Colaboradores

terça-feira, 30 de julho de 2013

Capítulo 13 – À sombra dos livros

Ela tinha cantado “I’m your man” pra ele, com a voz do Leonard Cohen sussurrando por baixo. Tentei enxergar se algum músculo dele se movia além do óbvio. Talvez um pouco nos cantos da boca, mas apenas quando Malitzia se moveu na poltrona. É impossível decifrá-lo além de que ele seja perigoso. Não é que ele pense que o mundo gira ao seu redor. É que são pequenos redemoinhos, os pequenos mundos ao redor dele, que funcionam sob seu comando. Eu tenho medo dele, confesso, e vejo esse medo nos olhos de Malitzia. Não sei como ela pode. Talvez seja mesmo o medo, uma espécie de adrenalina que o desejo permite. Quando ela era Marcel atrás das raparigas, ele seguia sendo Bergotte e talvez também Gilberte.
À beira de uma praia, em um campo florido ou em uma cidade fermentando à beira da modernidade, Malitzia não se interessaria por pessoas, a não ser por si mesma e suas sensações diante do mundo. Se a realidade – e talvez mesmo certos fenômenos sociais – a interessavam a ponto de perder horas a contemplar as formas de uma pedra (desde que com trilha sonora), jamais se voltaria a entender alguém. A não ser que esse alguém fosse um personagem, alguém com existência e personalidade verossímeis – não reais –, jamais um tipo qualquer. Esse era o caso de Marcel, por quem Malitzia nutria uma admiração irritante. Acreditava tanto nele que odiava todo aquele burburinho de coisas dos quais ele corria atrás, gentes e sensações que ela desconhecia. Defendia-o diante de Gilberte e Swan e desejava, como quem reza, que o Marcel atrás do narrador tivesse deixado, em uma gaveta que ainda não fora aberta, um calhamaço inédito. E ali Marcel estava redimido de não a ter encontrado. Só não sabia que destino deveria ser o dele, apenas que tinha de ser um final feliz, preferencialmente com ela. Malitzia acreditava que podia sempre salvar os personagens de seus destinos de papel.
Às vezes penso que Malitzia sempre é Marcel quando lê. O mundo dele é a biblioteca dela, e ambos escrevem, cada um em seu universo, as suas próprias sensações. Para eles, tudo é impressionismo, e só percebem aquilo que lhes diz respeito.
E assim não posso deixar de me preocupar com o destino dela. Olho pra esse homem ali, tentando convencê-la de sua utilidade, mais para os outros do que para ela, e vejo como que cacos, um reflexo cheio de fissuras que se vão romper a qualquer instante. Quando este imenso casarão de que ela se faz prisioneira ruir, não serão os livros a salvá-la, como ela pensa faz com a ficção. Muito menos ele, com toda a sua imunidade. Embora tudo esteja à ponta de caneta, não haverá leitor para concretizar uma história com final feliz. O livro será fechado, todos eles, e Malitzia finalmente talvez se transforme naquilo que ela sempre sonhou ser: uma personagem.

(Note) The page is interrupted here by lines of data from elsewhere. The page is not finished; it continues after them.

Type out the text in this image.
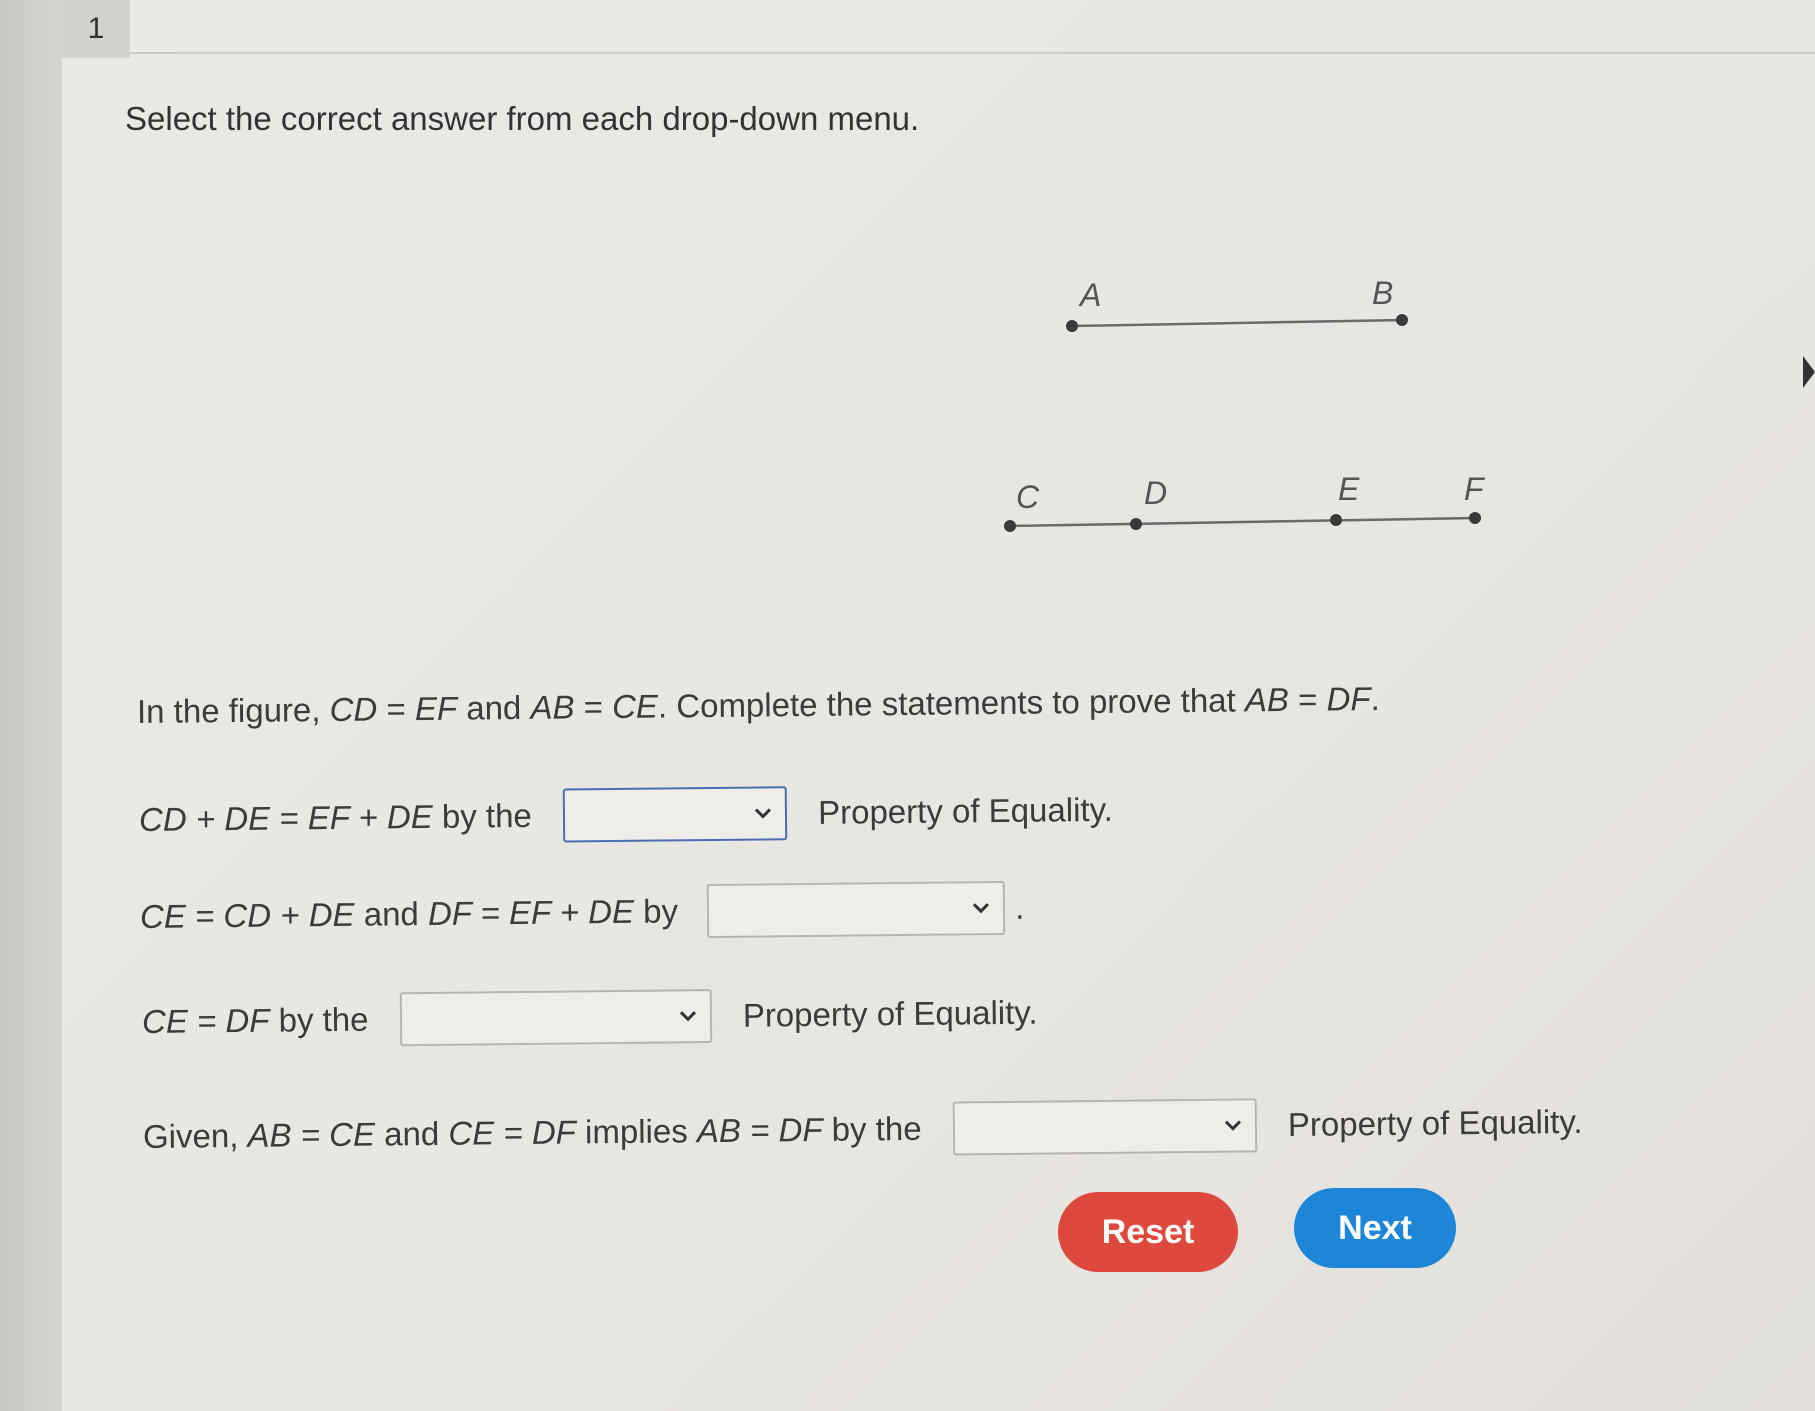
1
Select the correct answer from each drop-down menu.
A	B
C	D	E	F
In the figure, CD = EF and AB = CE. Complete the statements to prove that AB = DF.
CD + DE = EF + DE by the	Property of Equality.
CE = CD + DE and DF = EF + DE by	.
CE = DF by the	Property of Equality.
Given, AB = CE and CE = DF implies AB = DF by the	Property of Equality.
Reset	Next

quinta-feira, 18 de julho de 2013

Capítulo 12 – A romantic name for the lake shore


Naquele dia Malitzia acordou estranha. A janela tinha ficado apenas encostada à noite e o vento a abrira, deixando entrar a aragem da noite. Estava frio o quarto e talvez isso a tenha feito sonhar de novo com florestas e flautas e mantos sujos ao pé de fogueiras, como daquela vez em que ela escrevera o poema que jaz em uma folha amarelecida na gaveta das meias. Cheiro de sangue e brumas e espadas. O resultado da ida ao sebo está no alto da prateleira, à esquerda, em três volumes. E o resto do salário se foi virtualmente em música celta, ela amaldiçoando o fim do Limewire. Corrs era profano demais.
Agora de novo esse contexto – contexto é uma ótima palavra aqui, porque certamente isso resultaria em escrileituras. Da minha aparente eterna rigidez diante das situações, observei Malitzia levantar feito a costela de Adão, farejando o paraíso como uma novidade e evidenciando uma franca decepção. Mas eu não era a serpente e portanto não fiz nenhuma sugestão sobre maçãs. Aliás, a tentação bem podia ser aquela maçã eletrônica em cima da mesinha, com sua luzinha incandescente, chamando como aquela outra, púrpura, que a mãe de Malitzia colocou na frente da casa – para não ser tão evidente.
Lembrei que no escuro da noite Ilana batera na porta para dizer-lhe que ele estava lá embaixo. Dizer-lhe é modo de dizer, pois como sempre acontece no meio da noite, foi um bilhete sob a porta que fez Malitzia arrancar o pijama, escovar de novo os dentes, mirar-se na penumbra umas dez vezes e andar de um lado a outro do quarto até a desistência. Nunca vou entender essa espécie de esperança feminina que, contradizendo o gênero do presságio, parece nunca entender que rotina é rotina. Se ele nunca vem quando entra pela porta da frente, por que ela sempre acha que um dia ele, um homem, vai mudar o percurso e o costume?
Pensei que contaria até dez e Malitzia apertaria a campainha. Ilana como sempre às dez horas estaria dormindo, talvez com um sorriso de despeito pelo gesto do bilhete que, ela pensa, apaga todos os outros despeitos que ela faz de conta que não sofre. Juçanã subiria pensando que era o café da manhã incompleto. Dez. Não naquela ocasião. Naquele dia Malitzia acordou dama do lago. Colocou o café a fazer, e torradas com manteiga. Diadorim subiu em seu colo, a mais nova moradora do quarto. Diadorim porque Malitzia ignora seu sexo, ignora por querer, talvez para amar Diadorim, a gata-veredas.
Quasímodo parecia escutar os acordes do violino, sentado diante do computador. No dia em que ele foi batizado, mal entrara pela sacada em uma tarde de chuva, eu não precisei de explicação sobre seu nome, tanto parecia que aqueles chumaços de pelo no alto do pescoço eram uma corcunda.  Ademais, vive no telhado como que a confirmar seu nome. E o Marquês de Faial – ou apenas Marquês – é assim chamado por ser feio e elegante. E é elegantemente esticado sobre o tapete que ele estava, olhando para a janela como quem olha para seu nobre latifúndio.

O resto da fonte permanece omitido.